Detroit’s widening financial crisis may force city officials to opt for bankruptcy in a move that financial experts say could cost taxpayers millions, obstruct economic development and take years to settle in the courts.
The Detroit News reports:
Bankruptcy is an option if the city can’t win major concessions from its unions and if the state’s tough new emergency manager law is suspended or repealed.
Under the law passed in March, an emergency manager appointed by the governor would have the power to throw out union contracts, sell off assets such as the Detroit Water & Sewerage Department and other powers to fix the city’s fiscal crisis.

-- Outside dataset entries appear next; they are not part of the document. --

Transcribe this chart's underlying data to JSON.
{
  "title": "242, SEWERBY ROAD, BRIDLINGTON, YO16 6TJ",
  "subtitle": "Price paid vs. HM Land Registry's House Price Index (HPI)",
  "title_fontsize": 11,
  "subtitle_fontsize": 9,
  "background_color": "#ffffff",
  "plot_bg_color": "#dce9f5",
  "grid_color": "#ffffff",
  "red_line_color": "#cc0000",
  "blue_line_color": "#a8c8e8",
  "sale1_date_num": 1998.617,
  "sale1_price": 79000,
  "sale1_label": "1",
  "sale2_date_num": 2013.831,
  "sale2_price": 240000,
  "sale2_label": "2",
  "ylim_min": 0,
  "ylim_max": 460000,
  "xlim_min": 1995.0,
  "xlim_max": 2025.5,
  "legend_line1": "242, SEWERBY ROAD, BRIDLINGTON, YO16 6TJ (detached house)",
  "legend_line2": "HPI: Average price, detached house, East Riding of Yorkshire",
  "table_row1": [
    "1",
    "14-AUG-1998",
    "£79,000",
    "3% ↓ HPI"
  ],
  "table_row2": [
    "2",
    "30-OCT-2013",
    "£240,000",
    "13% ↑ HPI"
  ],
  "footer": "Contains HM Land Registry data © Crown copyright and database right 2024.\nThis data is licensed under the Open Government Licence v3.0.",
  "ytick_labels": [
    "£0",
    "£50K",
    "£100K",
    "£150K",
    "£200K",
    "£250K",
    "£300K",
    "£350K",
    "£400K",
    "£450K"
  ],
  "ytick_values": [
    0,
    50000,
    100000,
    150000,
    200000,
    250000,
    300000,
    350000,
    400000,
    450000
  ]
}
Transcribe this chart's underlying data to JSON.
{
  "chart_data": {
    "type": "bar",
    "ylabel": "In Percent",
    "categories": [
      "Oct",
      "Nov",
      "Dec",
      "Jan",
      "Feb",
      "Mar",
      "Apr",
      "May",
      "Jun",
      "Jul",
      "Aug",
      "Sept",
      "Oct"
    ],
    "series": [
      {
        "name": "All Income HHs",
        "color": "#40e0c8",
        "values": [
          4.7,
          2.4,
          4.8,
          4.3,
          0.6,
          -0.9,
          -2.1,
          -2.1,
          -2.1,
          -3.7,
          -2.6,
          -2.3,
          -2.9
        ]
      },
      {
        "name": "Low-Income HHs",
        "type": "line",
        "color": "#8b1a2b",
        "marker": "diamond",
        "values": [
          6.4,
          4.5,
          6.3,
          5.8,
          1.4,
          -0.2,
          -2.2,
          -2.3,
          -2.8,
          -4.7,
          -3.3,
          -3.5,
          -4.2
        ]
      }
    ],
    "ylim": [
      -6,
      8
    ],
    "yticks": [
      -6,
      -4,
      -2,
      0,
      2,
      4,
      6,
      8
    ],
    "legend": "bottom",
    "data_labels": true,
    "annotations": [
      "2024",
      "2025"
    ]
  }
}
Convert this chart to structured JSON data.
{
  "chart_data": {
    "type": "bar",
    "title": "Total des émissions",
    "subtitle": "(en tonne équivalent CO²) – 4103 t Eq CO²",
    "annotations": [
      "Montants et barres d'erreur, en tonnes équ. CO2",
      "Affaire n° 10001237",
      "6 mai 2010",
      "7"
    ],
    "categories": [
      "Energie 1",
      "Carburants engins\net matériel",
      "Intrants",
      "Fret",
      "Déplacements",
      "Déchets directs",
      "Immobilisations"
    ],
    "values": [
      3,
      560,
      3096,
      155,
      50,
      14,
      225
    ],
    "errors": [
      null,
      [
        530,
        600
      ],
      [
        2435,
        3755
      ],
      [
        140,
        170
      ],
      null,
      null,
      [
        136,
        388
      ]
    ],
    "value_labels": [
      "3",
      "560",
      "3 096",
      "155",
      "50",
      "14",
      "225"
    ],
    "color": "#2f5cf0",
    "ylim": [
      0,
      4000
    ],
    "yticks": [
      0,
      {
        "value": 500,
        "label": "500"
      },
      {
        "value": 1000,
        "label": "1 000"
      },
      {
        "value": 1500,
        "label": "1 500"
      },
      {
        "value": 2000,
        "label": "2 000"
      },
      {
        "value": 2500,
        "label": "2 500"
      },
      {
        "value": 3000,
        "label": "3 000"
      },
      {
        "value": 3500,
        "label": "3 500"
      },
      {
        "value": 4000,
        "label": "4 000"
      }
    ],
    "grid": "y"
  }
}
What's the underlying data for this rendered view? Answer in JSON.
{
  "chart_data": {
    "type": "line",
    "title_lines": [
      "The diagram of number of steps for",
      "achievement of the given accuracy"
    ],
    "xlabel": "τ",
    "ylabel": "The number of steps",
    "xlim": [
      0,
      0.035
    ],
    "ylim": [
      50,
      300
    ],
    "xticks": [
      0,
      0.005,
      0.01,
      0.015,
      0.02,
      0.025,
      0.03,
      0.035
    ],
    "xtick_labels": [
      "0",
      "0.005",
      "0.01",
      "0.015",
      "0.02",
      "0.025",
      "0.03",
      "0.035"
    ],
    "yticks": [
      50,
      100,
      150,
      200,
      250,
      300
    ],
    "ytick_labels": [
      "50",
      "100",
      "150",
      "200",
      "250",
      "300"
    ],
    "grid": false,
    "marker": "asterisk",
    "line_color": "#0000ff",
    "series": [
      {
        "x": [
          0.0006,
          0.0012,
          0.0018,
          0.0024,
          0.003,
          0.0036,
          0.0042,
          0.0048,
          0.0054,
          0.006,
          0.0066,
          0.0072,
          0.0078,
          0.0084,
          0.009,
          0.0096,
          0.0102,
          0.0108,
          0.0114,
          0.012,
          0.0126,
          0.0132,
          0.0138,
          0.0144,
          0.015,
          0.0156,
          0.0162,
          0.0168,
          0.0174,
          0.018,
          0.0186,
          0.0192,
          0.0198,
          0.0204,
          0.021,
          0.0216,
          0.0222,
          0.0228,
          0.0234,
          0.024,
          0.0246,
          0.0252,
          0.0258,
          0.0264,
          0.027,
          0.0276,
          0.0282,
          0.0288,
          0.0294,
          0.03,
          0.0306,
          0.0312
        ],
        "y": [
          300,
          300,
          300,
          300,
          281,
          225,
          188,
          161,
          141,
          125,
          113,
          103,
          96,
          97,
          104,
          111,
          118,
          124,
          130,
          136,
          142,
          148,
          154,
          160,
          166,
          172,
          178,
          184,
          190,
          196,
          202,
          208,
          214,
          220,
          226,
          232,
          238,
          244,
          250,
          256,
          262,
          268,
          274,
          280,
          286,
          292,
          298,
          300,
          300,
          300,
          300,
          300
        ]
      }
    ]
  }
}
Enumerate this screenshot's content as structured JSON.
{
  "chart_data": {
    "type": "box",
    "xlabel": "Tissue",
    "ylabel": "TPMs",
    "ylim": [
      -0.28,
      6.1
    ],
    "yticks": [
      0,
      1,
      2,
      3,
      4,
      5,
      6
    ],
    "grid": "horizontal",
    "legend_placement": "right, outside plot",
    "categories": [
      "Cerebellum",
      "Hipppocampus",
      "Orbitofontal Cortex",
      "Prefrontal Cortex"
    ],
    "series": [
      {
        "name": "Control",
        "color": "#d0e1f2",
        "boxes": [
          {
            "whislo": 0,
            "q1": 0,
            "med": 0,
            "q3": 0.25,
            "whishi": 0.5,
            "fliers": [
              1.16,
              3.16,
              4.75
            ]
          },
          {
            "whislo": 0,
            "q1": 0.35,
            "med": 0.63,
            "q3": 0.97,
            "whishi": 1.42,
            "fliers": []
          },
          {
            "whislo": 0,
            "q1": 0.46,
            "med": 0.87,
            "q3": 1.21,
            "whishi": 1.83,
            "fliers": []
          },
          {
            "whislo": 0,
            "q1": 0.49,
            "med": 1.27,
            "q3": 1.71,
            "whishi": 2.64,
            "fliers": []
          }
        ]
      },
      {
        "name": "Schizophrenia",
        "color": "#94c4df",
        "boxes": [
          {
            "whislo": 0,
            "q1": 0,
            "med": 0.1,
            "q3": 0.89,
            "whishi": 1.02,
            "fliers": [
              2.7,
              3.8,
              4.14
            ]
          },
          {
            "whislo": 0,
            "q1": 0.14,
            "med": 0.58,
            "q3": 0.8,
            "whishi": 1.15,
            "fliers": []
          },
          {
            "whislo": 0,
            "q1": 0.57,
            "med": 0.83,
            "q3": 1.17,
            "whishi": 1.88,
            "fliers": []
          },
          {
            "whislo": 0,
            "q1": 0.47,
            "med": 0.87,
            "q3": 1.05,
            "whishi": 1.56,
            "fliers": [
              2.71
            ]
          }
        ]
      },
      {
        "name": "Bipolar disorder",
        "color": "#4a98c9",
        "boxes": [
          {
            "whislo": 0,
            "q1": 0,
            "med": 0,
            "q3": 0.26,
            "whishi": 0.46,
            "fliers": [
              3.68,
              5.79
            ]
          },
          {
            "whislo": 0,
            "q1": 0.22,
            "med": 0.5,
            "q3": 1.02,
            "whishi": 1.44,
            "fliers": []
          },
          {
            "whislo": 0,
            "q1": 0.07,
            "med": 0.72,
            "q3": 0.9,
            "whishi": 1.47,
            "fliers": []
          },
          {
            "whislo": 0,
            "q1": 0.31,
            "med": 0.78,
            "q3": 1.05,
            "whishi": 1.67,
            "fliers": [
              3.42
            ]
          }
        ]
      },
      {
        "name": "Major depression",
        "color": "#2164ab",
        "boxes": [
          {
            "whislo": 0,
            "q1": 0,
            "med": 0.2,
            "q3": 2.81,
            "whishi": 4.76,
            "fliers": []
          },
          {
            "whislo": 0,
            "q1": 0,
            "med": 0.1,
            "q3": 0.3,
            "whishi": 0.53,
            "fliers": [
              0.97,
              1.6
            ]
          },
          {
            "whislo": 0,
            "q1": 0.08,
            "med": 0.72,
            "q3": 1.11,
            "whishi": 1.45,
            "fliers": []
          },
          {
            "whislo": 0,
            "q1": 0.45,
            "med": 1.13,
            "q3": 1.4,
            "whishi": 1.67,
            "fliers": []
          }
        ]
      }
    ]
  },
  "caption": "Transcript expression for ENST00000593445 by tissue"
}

Attorney General Bill Schuette said he is undecided whether Michigan would revert to its old emergency manager law if opponents get enough signatures to put the repeal question on the ballot next year.
But bankruptcy would be a worst-case scenario, warned Brad Coulter, who specializes in municipal turnaround and bankruptcy services.
Others contend a Detroit bankruptcy could be an advantage because city officials would have more control over the outcome than if it were under the thumb of a state-appointed emergency manager.
A city Detroit’s size has never filed for bankruptcy. In the late 1970s, Cleveland defaulted on its bank loans, but never filed for Chapter 9. There were bankruptcy filings in Orange County in 1994 and Vallejo, Calif., in 2008, and both emerged from it after their finances were restructured.
Detroit Mayor Dave Bing, who is negotiating with the city’s 48 unions for major concessions and the state officials who recently finished a preliminary review of Detroit’s finances, won’t even comment on the possibility of filing for bankruptcy. State Treasurer Andy Dillon and Gov. Rick Snyder have declined to discuss it as well.